- 507 Okunma
- 0 Yorum
- 0 Beğeni
PAZAR GÜNLÜKLERİM-12-
PAZAR GÜNLÜKLERİM-12-
Haftalar su gibi geçiyor be Günlüğüm. İşte bir Pazar daha.
Artık cumartesi günleri de öğleden sonra pazardayım. Dün gittim mesela. Mantarcı Ağabey ve Murat’ı buldum önce. Yanlarında yer yoktu. Kurmuşlar Pazar sofrasını, peynir, zeytin, domates, taze pırasa. Bir de fırından yeni çıkmış ekmek.
-Kaynanan seviyor Abla diyor Murat.
-Sever evet..
Az yiyecektim güya, çeyrek ekmek yemişim.

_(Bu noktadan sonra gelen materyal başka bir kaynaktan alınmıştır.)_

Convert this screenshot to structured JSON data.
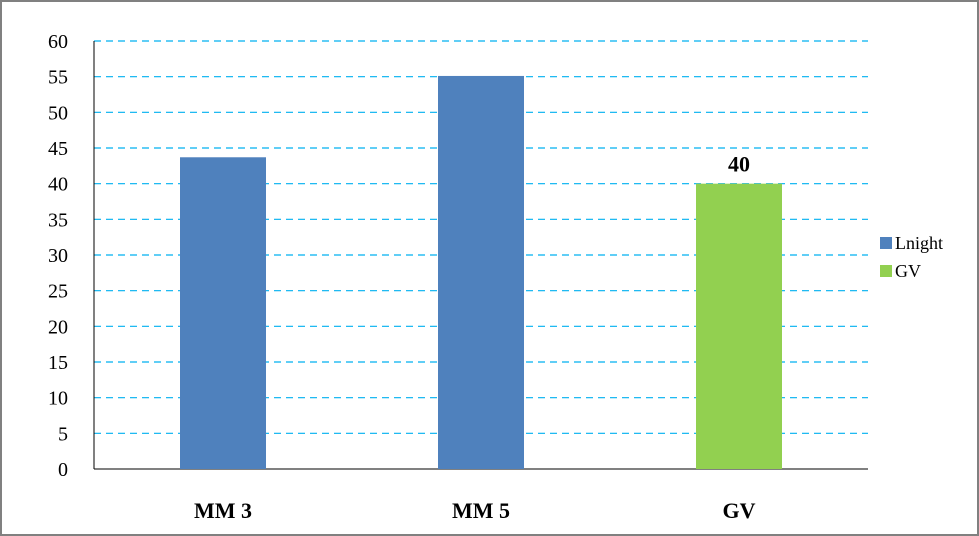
{
  "chart_data": {
    "type": "bar",
    "title": "",
    "xlabel": "",
    "ylabel": "",
    "categories": [
      "MM 3",
      "MM 5",
      "GV"
    ],
    "series": [
      {
        "name": "Lnight",
        "color": "#4f81bd",
        "values": [
          43.7,
          55.1,
          null
        ]
      },
      {
        "name": "GV",
        "color": "#92d050",
        "values": [
          null,
          null,
          40
        ],
        "data_labels": [
          "",
          "",
          "40"
        ]
      }
    ],
    "ylim": [
      0,
      60
    ],
    "yticks": [
      0,
      5,
      10,
      15,
      20,
      25,
      30,
      35,
      40,
      45,
      50,
      55,
      60
    ],
    "grid": true,
    "grid_style": "dashed",
    "grid_color": "#00b0f0",
    "legend_position": "right"
  }
}
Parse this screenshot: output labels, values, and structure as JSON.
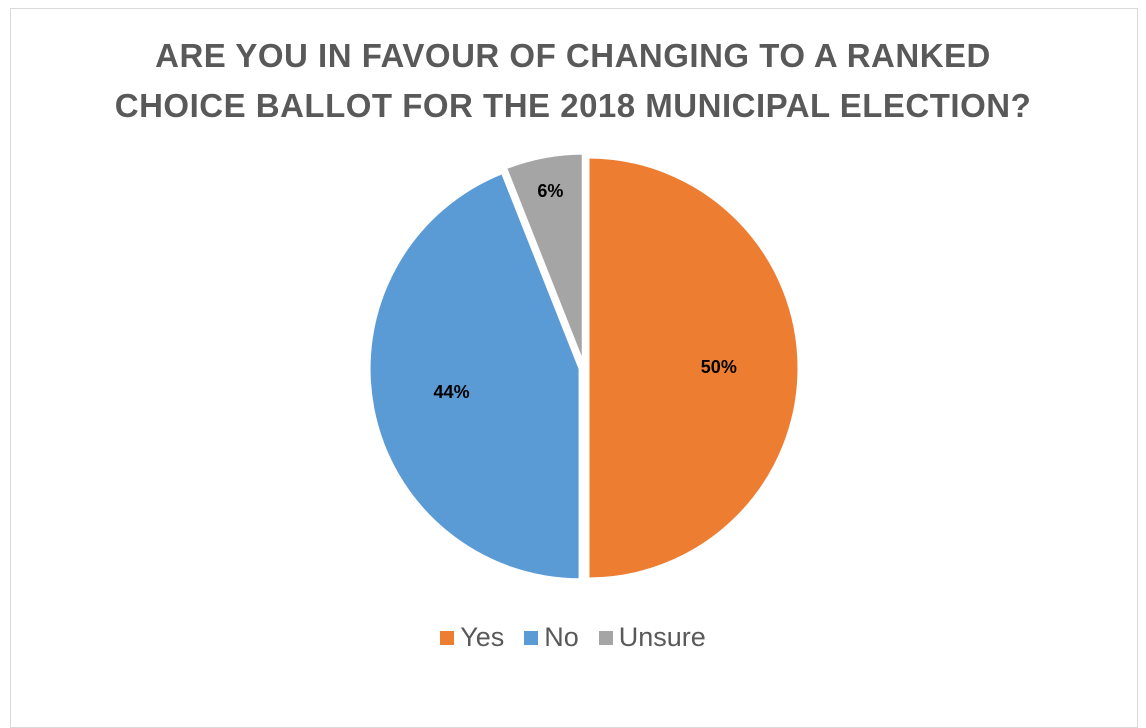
{
  "chart_data": {
    "type": "pie",
    "title_lines": [
      "ARE YOU IN FAVOUR OF CHANGING TO A RANKED",
      "CHOICE BALLOT FOR THE 2018 MUNICIPAL ELECTION?"
    ],
    "slices": [
      {
        "label": "Yes",
        "value": 50,
        "display": "50%",
        "color": "#ed7d31"
      },
      {
        "label": "No",
        "value": 44,
        "display": "44%",
        "color": "#5b9bd5"
      },
      {
        "label": "Unsure",
        "value": 6,
        "display": "6%",
        "color": "#a5a5a5"
      }
    ],
    "legend_position": "bottom"
  }
}
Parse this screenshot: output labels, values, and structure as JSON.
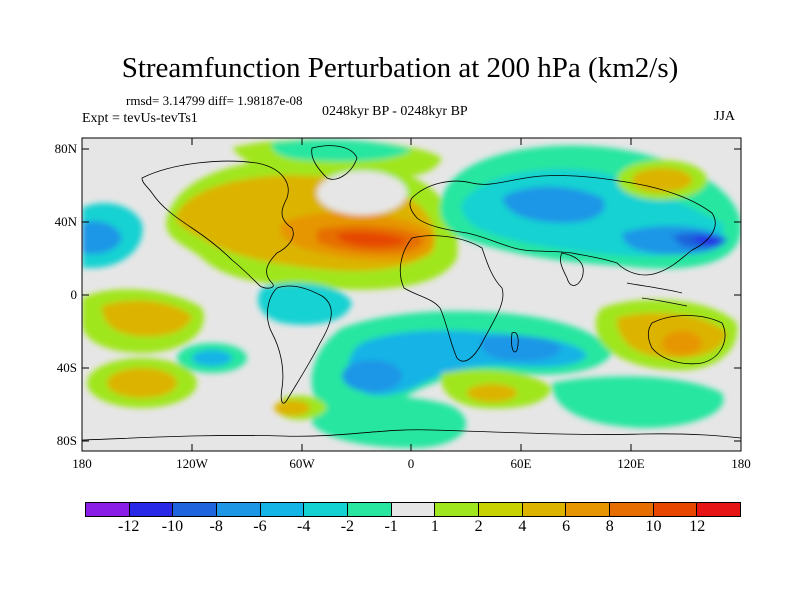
{
  "title": "Streamfunction Perturbation at 200 hPa (km2/s)",
  "rmsd_text": "rmsd= 3.14799 diff= 1.98187e-08",
  "expt_text": "Expt = tevUs-tevTs1",
  "period_text": "0248kyr BP - 0248kyr BP",
  "season_text": "JJA",
  "map": {
    "y_ticks": [
      "80N",
      "40N",
      "0",
      "40S",
      "80S"
    ],
    "x_ticks": [
      "180",
      "120W",
      "60W",
      "0",
      "60E",
      "120E",
      "180"
    ]
  },
  "colorbar": {
    "colors": [
      "#8a1ee6",
      "#2828e6",
      "#1e64dc",
      "#1e96e6",
      "#14b4e6",
      "#14d2d2",
      "#28e6a0",
      "#e6e6e6",
      "#a0e61e",
      "#c8d200",
      "#dcb400",
      "#e69600",
      "#e66e00",
      "#e64600",
      "#e61414"
    ],
    "labels": [
      "-12",
      "-10",
      "-8",
      "-6",
      "-4",
      "-2",
      "-1",
      "1",
      "2",
      "4",
      "6",
      "8",
      "10",
      "12"
    ]
  }
}
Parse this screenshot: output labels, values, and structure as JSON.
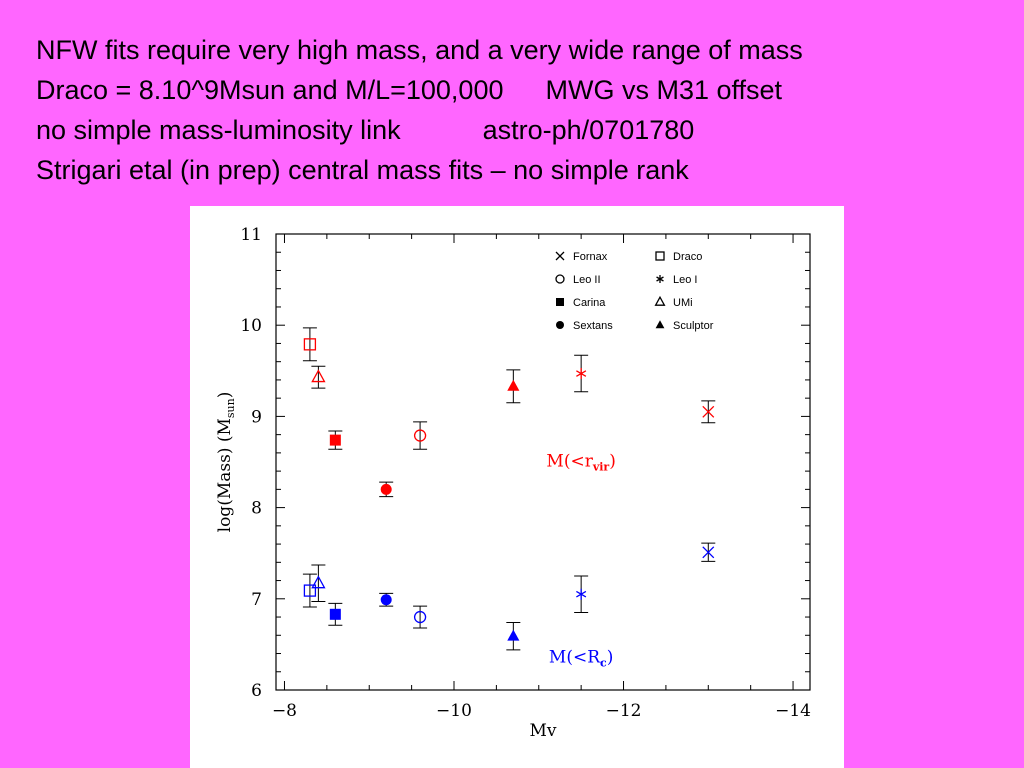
{
  "slide": {
    "background": "#ff66ff",
    "lines": [
      [
        "NFW fits require very high mass, and a very wide range of mass"
      ],
      [
        "Draco = 8.10^9Msun and M/L=100,000",
        "MWG vs M31 offset"
      ],
      [
        "no simple mass-luminosity link",
        "astro-ph/0701780"
      ],
      [
        "Strigari etal (in prep) central mass fits – no simple rank"
      ]
    ]
  },
  "chart_data": {
    "type": "scatter",
    "title": "",
    "xlabel": "Mv",
    "ylabel": "log(Mass)  (M",
    "ylabel_sub": "sun",
    "ylabel_close": ")",
    "xlim": [
      -7.9,
      -14.2
    ],
    "ylim": [
      6,
      11
    ],
    "xticks": [
      -8,
      -10,
      -12,
      -14
    ],
    "xtick_labels": [
      "−8",
      "−10",
      "−12",
      "−14"
    ],
    "yticks": [
      6,
      7,
      8,
      9,
      10,
      11
    ],
    "ytick_labels": [
      "6",
      "7",
      "8",
      "9",
      "10",
      "11"
    ],
    "grid": false,
    "legend_position": "top-right",
    "legend": [
      {
        "name": "Fornax",
        "marker": "x"
      },
      {
        "name": "Draco",
        "marker": "square-open"
      },
      {
        "name": "Leo II",
        "marker": "circle-open"
      },
      {
        "name": "Leo I",
        "marker": "star"
      },
      {
        "name": "Carina",
        "marker": "square-filled"
      },
      {
        "name": "UMi",
        "marker": "triangle-open"
      },
      {
        "name": "Sextans",
        "marker": "circle-filled"
      },
      {
        "name": "Sculptor",
        "marker": "triangle-filled"
      }
    ],
    "annotations": [
      {
        "text": "M(<r",
        "sub": "vir",
        "close": ")",
        "color": "#ff0000",
        "x": -11.5,
        "y": 8.45
      },
      {
        "text": "M(<R",
        "sub": "c",
        "close": ")",
        "color": "#0000ff",
        "x": -11.5,
        "y": 6.3
      }
    ],
    "series": [
      {
        "name": "M(<rvir)",
        "color": "#ff0000",
        "points": [
          {
            "galaxy": "Draco",
            "x": -8.3,
            "y": 9.79,
            "err": 0.18,
            "marker": "square-open"
          },
          {
            "galaxy": "UMi",
            "x": -8.4,
            "y": 9.43,
            "err": 0.12,
            "marker": "triangle-open"
          },
          {
            "galaxy": "Carina",
            "x": -8.6,
            "y": 8.74,
            "err": 0.1,
            "marker": "square-filled"
          },
          {
            "galaxy": "Sextans",
            "x": -9.2,
            "y": 8.2,
            "err": 0.08,
            "marker": "circle-filled"
          },
          {
            "galaxy": "Leo II",
            "x": -9.6,
            "y": 8.79,
            "err": 0.15,
            "marker": "circle-open"
          },
          {
            "galaxy": "Sculptor",
            "x": -10.7,
            "y": 9.33,
            "err": 0.18,
            "marker": "triangle-filled"
          },
          {
            "galaxy": "Leo I",
            "x": -11.5,
            "y": 9.47,
            "err": 0.2,
            "marker": "star"
          },
          {
            "galaxy": "Fornax",
            "x": -13.0,
            "y": 9.05,
            "err": 0.12,
            "marker": "x"
          }
        ]
      },
      {
        "name": "M(<Rc)",
        "color": "#0000ff",
        "points": [
          {
            "galaxy": "Draco",
            "x": -8.3,
            "y": 7.09,
            "err": 0.18,
            "marker": "square-open"
          },
          {
            "galaxy": "UMi",
            "x": -8.4,
            "y": 7.17,
            "err": 0.2,
            "marker": "triangle-open"
          },
          {
            "galaxy": "Carina",
            "x": -8.6,
            "y": 6.83,
            "err": 0.12,
            "marker": "square-filled"
          },
          {
            "galaxy": "Sextans",
            "x": -9.2,
            "y": 6.99,
            "err": 0.07,
            "marker": "circle-filled"
          },
          {
            "galaxy": "Leo II",
            "x": -9.6,
            "y": 6.8,
            "err": 0.12,
            "marker": "circle-open"
          },
          {
            "galaxy": "Sculptor",
            "x": -10.7,
            "y": 6.59,
            "err": 0.15,
            "marker": "triangle-filled"
          },
          {
            "galaxy": "Leo I",
            "x": -11.5,
            "y": 7.05,
            "err": 0.2,
            "marker": "star"
          },
          {
            "galaxy": "Fornax",
            "x": -13.0,
            "y": 7.51,
            "err": 0.1,
            "marker": "x"
          }
        ]
      }
    ]
  }
}
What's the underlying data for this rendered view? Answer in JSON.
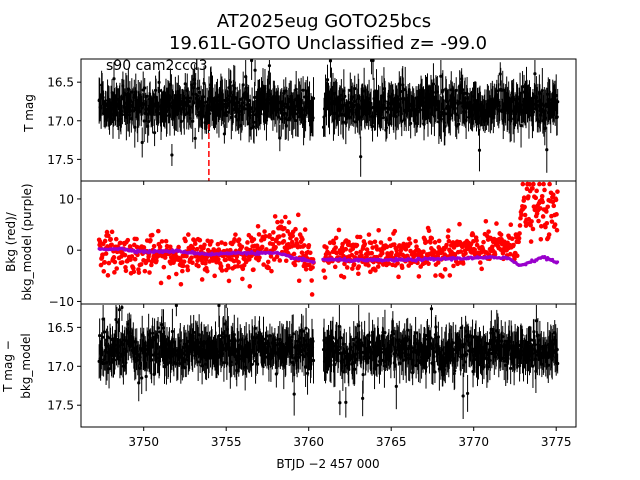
{
  "title_line1": "AT2025eug  GOTO25bcs",
  "title_line2": "19.61L-GOTO Unclassified z= -99.0",
  "annotation": "s90 cam2ccd3",
  "xlabel": "BTJD −2 457 000",
  "colors": {
    "points": "#000000",
    "bkg": "#ff0000",
    "model": "#9900cc",
    "marker": "#ff0000"
  },
  "chart_data": [
    {
      "type": "scatter",
      "panel": "top",
      "ylabel": "T mag",
      "y_inverted": true,
      "xlim": [
        3746.2,
        3776.2
      ],
      "ylim": [
        17.78,
        16.2
      ],
      "xticks": [
        3750,
        3755,
        3760,
        3765,
        3770,
        3775
      ],
      "yticks": [
        "16.5",
        "17.0",
        "17.5"
      ],
      "ytick_values": [
        16.5,
        17.0,
        17.5
      ],
      "segments": [
        [
          3747.3,
          3760.3
        ],
        [
          3760.9,
          3775.1
        ]
      ],
      "band": [
        16.45,
        17.15
      ],
      "vline_x": 3753.95,
      "series": [
        {
          "values_range": [
            16.2,
            17.75
          ]
        }
      ]
    },
    {
      "type": "scatter",
      "panel": "middle",
      "ylabel_line1": "Bkg (red)/",
      "ylabel_line2": "bkg_model (purple)",
      "xlim": [
        3746.2,
        3776.2
      ],
      "ylim": [
        -10.5,
        13.5
      ],
      "yticks": [
        "−10",
        "0",
        "10"
      ],
      "ytick_values": [
        -10,
        0,
        10
      ],
      "series": [
        {
          "values": [
            [
              3747.3,
              0
            ],
            [
              3750,
              -1
            ],
            [
              3755,
              -1
            ],
            [
              3757,
              0
            ],
            [
              3758.5,
              2
            ],
            [
              3759.5,
              1
            ],
            [
              3760.3,
              -4
            ],
            [
              3761,
              -1
            ],
            [
              3765,
              -1
            ],
            [
              3770,
              0
            ],
            [
              3772.5,
              1
            ],
            [
              3773,
              8
            ],
            [
              3774,
              8
            ],
            [
              3775.1,
              7
            ]
          ]
        },
        {
          "values": [
            [
              3747.3,
              0.2
            ],
            [
              3748.5,
              0.3
            ],
            [
              3750,
              -0.3
            ],
            [
              3752,
              -0.2
            ],
            [
              3754,
              -0.8
            ],
            [
              3756,
              -0.5
            ],
            [
              3758,
              -0.6
            ],
            [
              3759.5,
              -1.8
            ],
            [
              3760.3,
              -2.3
            ],
            [
              3760.9,
              -1.8
            ],
            [
              3763,
              -2.0
            ],
            [
              3766,
              -1.9
            ],
            [
              3769,
              -1.6
            ],
            [
              3772,
              -1.4
            ],
            [
              3772.8,
              -3.0
            ],
            [
              3773.5,
              -2.2
            ],
            [
              3774.2,
              -1.3
            ],
            [
              3775.1,
              -2.5
            ]
          ]
        }
      ]
    },
    {
      "type": "scatter",
      "panel": "bottom",
      "ylabel_line1": "T mag −",
      "ylabel_line2": "bkg_model",
      "y_inverted": true,
      "xlim": [
        3746.2,
        3776.2
      ],
      "ylim": [
        17.78,
        16.2
      ],
      "yticks": [
        "16.5",
        "17.0",
        "17.5"
      ],
      "ytick_values": [
        16.5,
        17.0,
        17.5
      ],
      "xticklabels": [
        "3750",
        "3755",
        "3760",
        "3765",
        "3770",
        "3775"
      ],
      "segments": [
        [
          3747.3,
          3760.3
        ],
        [
          3760.9,
          3775.1
        ]
      ],
      "band": [
        16.45,
        17.15
      ],
      "series": [
        {
          "values_range": [
            16.2,
            17.75
          ]
        }
      ]
    }
  ]
}
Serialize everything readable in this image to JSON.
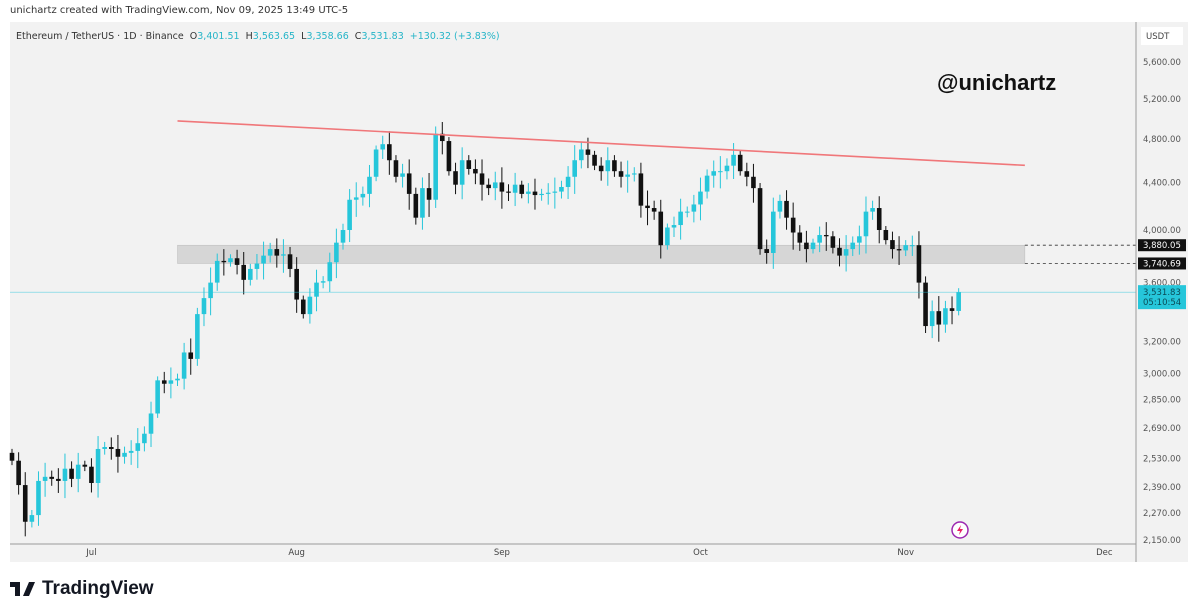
{
  "caption": "unichartz created with TradingView.com, Nov 09, 2025 13:49 UTC-5",
  "legend": {
    "symbol": "Ethereum / TetherUS · 1D · Binance",
    "o_label": "O",
    "o": "3,401.51",
    "h_label": "H",
    "h": "3,563.65",
    "l_label": "L",
    "l": "3,358.66",
    "c_label": "C",
    "c": "3,531.83",
    "change": "+130.32 (+3.83%)"
  },
  "watermark": "@unichartz",
  "footer": {
    "brand": "TradingView",
    "logo_icon": "tradingview-logo-icon"
  },
  "colors": {
    "up": "#26c6da",
    "down": "#111111",
    "trendline": "#f0777a",
    "zone": "#d6d6d6",
    "price_line": "#26c6da"
  },
  "chart_data": {
    "type": "candlestick",
    "scale": "log",
    "currency": "USDT",
    "start_date": "2025-06-19",
    "closes": [
      2520,
      2400,
      2230,
      2260,
      2420,
      2440,
      2430,
      2420,
      2480,
      2430,
      2500,
      2490,
      2410,
      2580,
      2590,
      2580,
      2540,
      2560,
      2570,
      2610,
      2660,
      2770,
      2960,
      2940,
      2960,
      2970,
      3130,
      3090,
      3380,
      3490,
      3600,
      3760,
      3750,
      3780,
      3730,
      3620,
      3700,
      3740,
      3800,
      3850,
      3800,
      3810,
      3700,
      3480,
      3380,
      3500,
      3600,
      3610,
      3750,
      3900,
      4000,
      4250,
      4270,
      4300,
      4450,
      4700,
      4750,
      4600,
      4450,
      4480,
      4300,
      4100,
      4350,
      4250,
      4850,
      4780,
      4500,
      4380,
      4600,
      4520,
      4480,
      4380,
      4350,
      4400,
      4320,
      4310,
      4380,
      4300,
      4320,
      4290,
      4300,
      4310,
      4320,
      4360,
      4450,
      4600,
      4700,
      4650,
      4550,
      4500,
      4600,
      4500,
      4450,
      4470,
      4480,
      4200,
      4180,
      4150,
      3880,
      4020,
      4040,
      4150,
      4150,
      4210,
      4320,
      4460,
      4500,
      4500,
      4550,
      4650,
      4500,
      4450,
      4350,
      3850,
      3820,
      4150,
      4240,
      4100,
      3980,
      3900,
      3850,
      3900,
      3960,
      3950,
      3860,
      3800,
      3850,
      3900,
      3950,
      4150,
      4180,
      4000,
      3920,
      3850,
      3840,
      3880,
      3880,
      3600,
      3300,
      3400,
      3310,
      3420,
      3401.51,
      3531.83
    ],
    "y_ticks": [
      "5,600.00",
      "5,200.00",
      "4,800.00",
      "4,400.00",
      "4,000.00",
      "3,600.00",
      "3,200.00",
      "3,000.00",
      "2,850.00",
      "2,690.00",
      "2,530.00",
      "2,390.00",
      "2,270.00",
      "2,150.00"
    ],
    "y_tick_values": [
      5600,
      5200,
      4800,
      4400,
      4000,
      3600,
      3200,
      3000,
      2850,
      2690,
      2530,
      2390,
      2270,
      2150
    ],
    "x_ticks": [
      {
        "label": "Jul",
        "day": 12
      },
      {
        "label": "Aug",
        "day": 43
      },
      {
        "label": "Sep",
        "day": 74
      },
      {
        "label": "Oct",
        "day": 104
      },
      {
        "label": "Nov",
        "day": 135
      },
      {
        "label": "Dec",
        "day": 165
      }
    ],
    "ylim": [
      2150,
      5600
    ],
    "trendline": {
      "from_day": 25,
      "from_price": 4977,
      "to_day": 153,
      "to_price": 4553
    },
    "zone": {
      "from_day": 25,
      "to_day": 153,
      "low": 3740.69,
      "high": 3880.05
    },
    "levels": [
      {
        "price": 3880.05,
        "label": "3,880.05"
      },
      {
        "price": 3740.69,
        "label": "3,740.69"
      }
    ],
    "last_price": {
      "price": 3531.83,
      "label": "3,531.83",
      "countdown": "05:10:54"
    }
  }
}
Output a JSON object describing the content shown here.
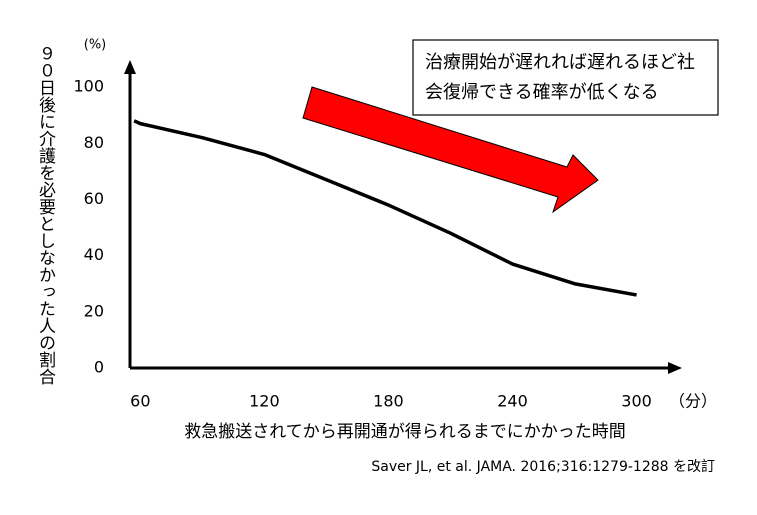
{
  "chart_data": {
    "type": "line",
    "y_label": "９０日後に介護を必要としなかった人の割合",
    "y_unit": "(%)",
    "x_label": "救急搬送されてから再開通が得られるまでにかかった時間",
    "x_unit": "（分）",
    "annotation_lines": [
      "治療開始が遅れれば遅れるほど社",
      "会復帰できる確率が低くなる"
    ],
    "source": "Saver JL, et al. JAMA. 2016;316:1279-1288 を改訂",
    "x": [
      57,
      60,
      90,
      120,
      150,
      180,
      210,
      240,
      270,
      300
    ],
    "values": [
      88,
      87,
      82,
      76,
      67,
      58,
      48,
      37,
      30,
      26
    ],
    "color": "#000000",
    "xlim": [
      55,
      321
    ],
    "xticks": [
      60,
      120,
      180,
      240,
      300
    ],
    "ylim": [
      0,
      110
    ],
    "yticks": [
      0,
      20,
      40,
      60,
      80,
      100
    ]
  }
}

Pazarı dolaşamayacağım yer bulmak için. Girişteki kaldırıma açacağım çiçek tezgahını gene.
Yakışıklı, genç zabıta yine gördü beni, eyvah geliyor dedim içimden.
-Kolay gelsin Abla. Aslında burada satış yapmak yasak. Ama sana bir şey demeyeceğim.
-Sağ olasın. Zaten çok kalmayacağım.
Kaçak sigara satıyor bir delikanlı karşımda. Geçen hafta izlemiştim, bugün de baktım da, ne çok müşterisi var. Kaçak maçak, insanlar ucuz diye alıyorlar işte. 3 TL ve 3,5 TL fiyatları. Geçen hafta çok güldürmüştü beni sigaracı çocuk. O da beni izlemiş demek ki. Soran çok, alan olmayınca;
-Abla be, valla çok güzelsin, insanlar kaktüslere değil, sana bakıyorlar…
Çay ısmarladım ona.
Bugün Mantarcı Ağabey yok gene. Dün demişti zaten, belki gelmem diye. Muratla beraber, sandıklardan ayak, düz geniş bir tahtadan masa yaptık. Çiçekci tezgahım hazır işte. Çiçekli örtümü de serdim.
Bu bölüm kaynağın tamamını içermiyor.